Известно, что спектакли в «Ла Скала» подолгу не идут. Иногда они ставятся на один сезон, иногда — на два-три сезона, в редких случаях постановка возобновляется через несколько лет. Но таких случаев, чтобы спектакль шел двадцать пять — тридцать пять лет, как бывает у нас, там нет. Считается, что опера каждый раз должна ставиться заново, а сценическое оформление и костюмы сошедших с репертуара постановок уничтожаются или продаются. Декорации спектаклей, пока они играются, хранятся в театре, а когда спектакль заменяется другим, их увозят на склад, находящийся далеко от театра. Подобное «ведение хозяйства» создает удобства и для артистов, которые приглашаются сразу на целую серию спектаклей.

Оба способа имеют свои достоинства и свои недостатки. Конечно, если спектакль идет на протяжении целого сезона, создается иллюзия, будто его можно посмотреть в любое время, хотя он включается в репертуар тоже шесть — двенадцать раз, а то и меньше. Но когда опера дается через большие промежутки времени, то и постановочная часть и все остальные участники отвыкают от нее, актерский состав меняется и той слаженности, которая вырабатывается, если спектакль играется часто на протяжении короткого периода, нет. Артисты за это время исполняют различные роли в других городах или в своем театре, выходят из сферы образов этой постановки и потому, с одной стороны, не так свободно действуют на сцене, а с другой — спектакль дается им дороже, требует большего внимания, большего напряжения — ведь что-то забывается, меняются партнеры и т. д. Если же артист играет свою роль через день-два да еще с одним и тем же составом, он каждый раз может прибавлять что-то новое, корректировать себя, исправлять недостатки, кроме того, какие-то находки из предыдущего спектакля он старается применять в следующем. Рост артиста как исполнителя данной роли будет более интенсивным, более явственным. Я замечал, что, если мне приходилось играть подряд несколько спектаклей, я находил для себя много полезного и поднимался на новую ступень понимания моей роли.

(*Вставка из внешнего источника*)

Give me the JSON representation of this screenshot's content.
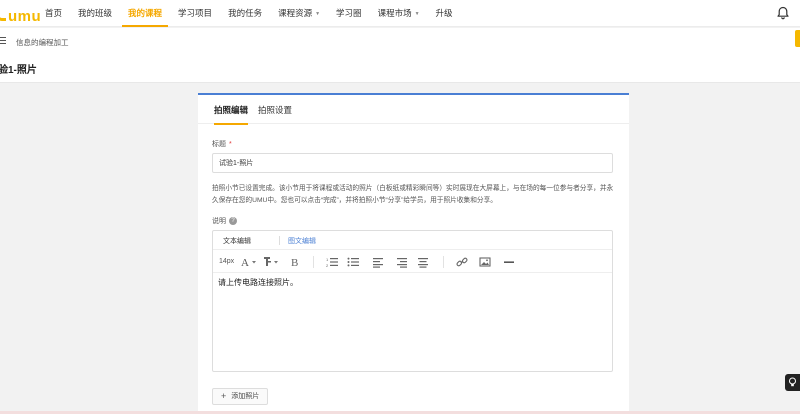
{
  "brand": {
    "name": "umu",
    "accent": "#f5b800",
    "link": "#4a7fd4",
    "required": "#e03b3b"
  },
  "nav": {
    "items": [
      {
        "label": "首页",
        "active": false,
        "dropdown": false
      },
      {
        "label": "我的班级",
        "active": false,
        "dropdown": false
      },
      {
        "label": "我的课程",
        "active": true,
        "dropdown": false
      },
      {
        "label": "学习项目",
        "active": false,
        "dropdown": false
      },
      {
        "label": "我的任务",
        "active": false,
        "dropdown": false
      },
      {
        "label": "课程资源",
        "active": false,
        "dropdown": true
      },
      {
        "label": "学习圈",
        "active": false,
        "dropdown": false
      },
      {
        "label": "课程市场",
        "active": false,
        "dropdown": true
      },
      {
        "label": "升级",
        "active": false,
        "dropdown": false
      }
    ],
    "bell_icon": "bell-icon"
  },
  "header": {
    "breadcrumb": "信息的编程加工",
    "title": "验1-照片"
  },
  "tabs": {
    "edit": "拍照编辑",
    "settings": "拍照设置"
  },
  "form": {
    "title_label": "标题",
    "title_required": "*",
    "title_value": "试验1-照片",
    "description": "拍照小节已设置完成。该小节用于将课程或活动的照片（白板纸或精彩瞬间等）实时展现在大屏幕上，与在场的每一位参与者分享，并永久保存在您的UMU中。您也可以点击“完成”，并将拍照小节“分享”给学员，用于照片收集和分享。",
    "explain_label": "说明",
    "help_icon": "?"
  },
  "editor": {
    "tab_text": "文本编辑",
    "tab_rich": "图文编辑",
    "font_size": "14px",
    "content": "请上传电路连接照片。",
    "toolbar_icons": [
      "font-color-icon",
      "highlight-icon",
      "bold-icon",
      "ordered-list-icon",
      "unordered-list-icon",
      "align-left-icon",
      "align-right-icon",
      "align-center-icon",
      "link-icon",
      "image-icon",
      "horizontal-rule-icon"
    ]
  },
  "add_photo": {
    "plus": "+",
    "label": "添加照片"
  }
}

В Большом театре, где оборудование сцены примерно такое же, как в «Ла Скала», раньше репертуар формировался так, что спектакли шли на протяжении всего сезона, хотя и с большими интервалами. За последние годы пробовался принцип цикличности, когда спектакли идут по полгода, а потом весь репертуар меняется, пробуется и исполнение одной и той же оперы как можно чаще.

Думаю, для Большого театра, играющего в старом здании и имеющего много трудностей с хранением и перевозкой декораций, все же более удобен принцип цикличности, который следует как можно больше приблизить к тому, что существует в практике «Ла Скала», да и во многих других зарубежных театрах. Спектакли в этом случае получаются гораздо более высокого качества и по ансамблю и по отделке музыкальной и сценической стороны представления.

Итак, в театре существуют объективные условия, препятствующие расширению репертуара — та или иная опера почему-то идти не может. Но что мешает певцу расширять свой концертный репертуар, осваивать все новые и новые пласты как отечественной, так и зарубежной музыки? Инертность, исполнение одних и тех же произведений весьма опасны для артиста, в то время как расширение репертуара очень благотворно действует на его художественный рост. Ясно, что далеко не все из освоенного певцом может оказаться большой артистической удачей. Но ни одна роль, ни одно произведение, выученное и исполненное на сцене, не проходит бесследно для его творческого развития и находит отражение в других ролях и произведениях камерного репертуара, наиболее подходящих певцу по его творческим данным, в его, так сказать, «коронных» вещах.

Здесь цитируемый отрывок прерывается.